Lady Gaga

Des fois j’ai vraiment l’impression de vivre sur une autre planète.  Ça doit faire genre 2 semaines que je sais c’est qui Lady Gaga.  J’ai entendu parler d’elle pour la première y’a quelques mois, quand j’avais posté le tout frais et chaud vidéo Libido Macro de Donzelle sur Facebook, quelqu’un avait commenté que c’était la Lady Gaga du Québec.  De nature peu curieuse, j’ai même pas cherché à savoir c’était qui ça, Lady Gaga…  pis là, je l’ai découvert avec son vidéo Bad Romance.

Ce matin, je publiais un vidéo de Stefani Germanotta, Lady Gaga avant le Gaga, une jazz girl aux longs cheveux bruns, nus pieds à son piano.  Une belle ti toune qui ferait sans doute pleurer ma mère.  Pis là, les commentaires ont commencés… «elle était bonne avant de vouloir faire du cash… moi j’aime mieux ce qu’elle faisait avant… quand a se prenait pas pour une chick…» voyez le genre.  Le genre de commentaire que j’aurais été tenté d’avoir moi-même si tout l’monde l’avait pas eu.  J’aime bien contredire les autres alors c’est là que j’me suis décidé à aller voir c’t’ait qui ça Lady Gaga.

Pis finalement… j’en suis venue à cette réflexion.

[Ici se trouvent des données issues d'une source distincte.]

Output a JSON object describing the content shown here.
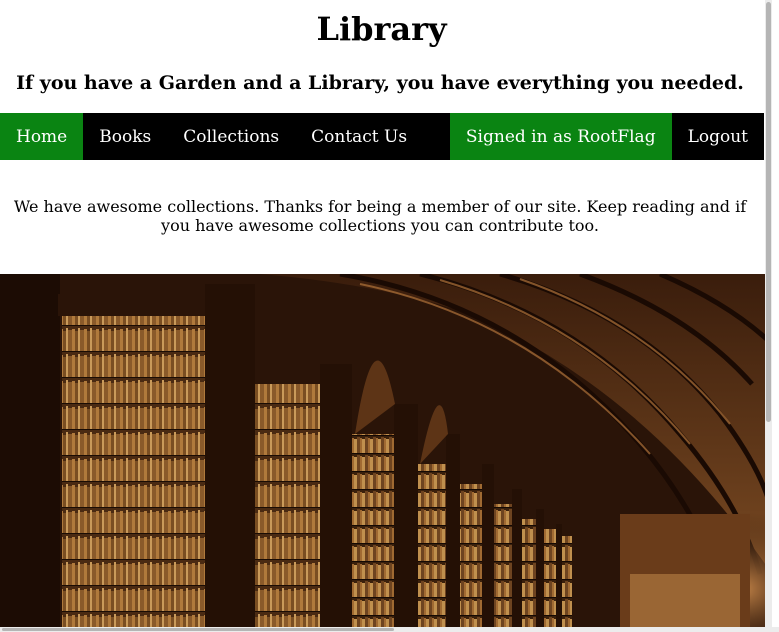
{
  "header": {
    "title": "Library",
    "tagline": "If you have a Garden and a Library, you have everything you needed."
  },
  "nav": {
    "items": [
      {
        "label": "Home",
        "active": true
      },
      {
        "label": "Books"
      },
      {
        "label": "Collections"
      },
      {
        "label": "Contact Us"
      }
    ],
    "signed_in": "Signed in as RootFlag",
    "logout": "Logout"
  },
  "main": {
    "intro": "We have awesome collections. Thanks for being a member of our site. Keep reading and if you have awesome collections you can contribute too."
  },
  "colors": {
    "nav_background": "#000000",
    "active_green": "#0a8412"
  }
}
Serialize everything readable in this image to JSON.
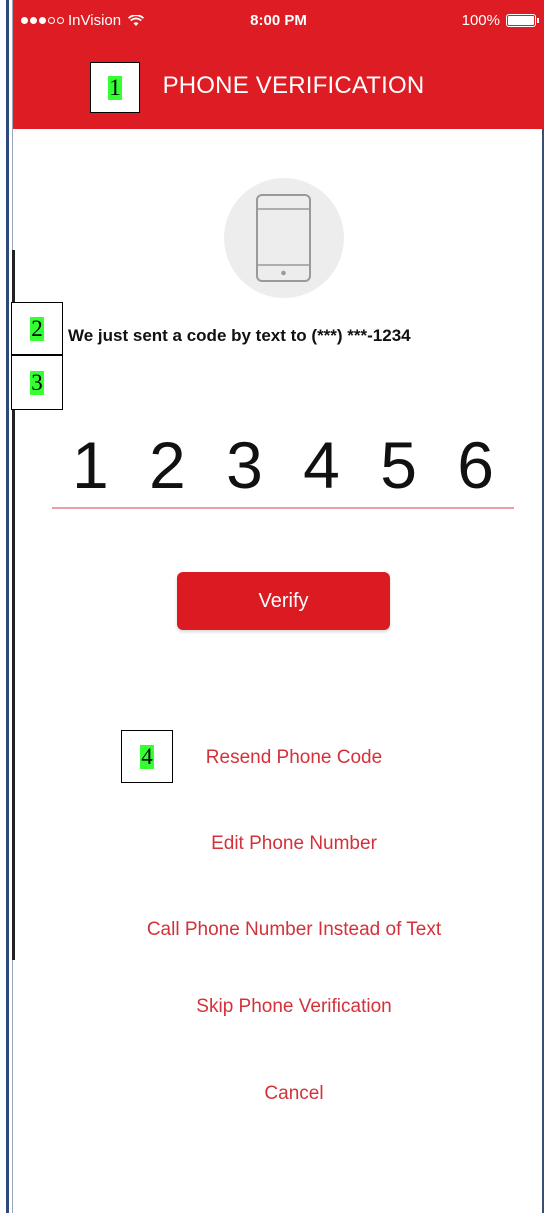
{
  "status_bar": {
    "carrier": "InVision",
    "time": "8:00 PM",
    "battery": "100%"
  },
  "header": {
    "title": "PHONE VERIFICATION"
  },
  "callouts": [
    "1",
    "2",
    "3",
    "4"
  ],
  "message": "We just sent a code by text to (***) ***-1234",
  "code_digits": [
    "1",
    "2",
    "3",
    "4",
    "5",
    "6"
  ],
  "verify_label": "Verify",
  "links": {
    "resend": "Resend Phone Code",
    "edit": "Edit Phone Number",
    "call": "Call Phone Number Instead of Text",
    "skip": "Skip Phone Verification",
    "cancel": "Cancel"
  },
  "colors": {
    "brand_red": "#de1c24",
    "link_red": "#d3323a",
    "callout_highlight": "#33ff33"
  }
}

Pour moi, Lady Gaga est un exemple de démocratisation (certains préféreront le terme «vulgarisation») de l’Art contemporain.  Elle nous fait une sorte de parodie de l’industrie de la musique, pis ça pogne comme ça s’peut pas.  Comme Jean Leloup genre…  mais avec des nichons, avantage qui lui confère certainement le porte feuille que Johnny n’aura jamais… quoi que…  Annick Jean, c’était un bel essai… mais bon, bienvenue au Québec.  Mais en même temps, c’est pas n’importe qui qui peut endosser la peau d’un personnage comme celui de Lady Gaga.  Qu’il y ait du cash à faire ou non.

Un autre exemple bien de chez nous, c’est quand Anonymus et Mononc Serge se sont réuni.  Ils avaient jamais autant fait d’argent qu’avec l’Académie du Massacre.  Fack là y’ont composé vite vite un 2e album qu’ils exploitent le plus qui peuvent, pis ça marche, le monde embarque.  Est-ce qu’il y a de quoi de mal là dedans ?  C’est trippant un show de Mononc & Anonymus, tout est permis ou presque, même un Mononc Serge qui fait du body surfing en g-string.   Ça fait du bien un peu de divertissement. Pis ça fait sûrement du bien du cash dans leur compte de banque. Vous trouvez ça tiré par les cheveux, Mononc Serge comme art comteporain ?  Ma sœur avait fait son travail d’Histoire de l’Art sur le show de la Pacques Satanique de Mononc Serge et Anonymus comme oeuvre contemporaine et elle avait eu 100%, (avec mention «sujet audacieux», me précise-t-elle).  Je e souviens qu’elle avait pas osé demander à son prof si c’était ok comme sujet au cas qu’elle dirait non…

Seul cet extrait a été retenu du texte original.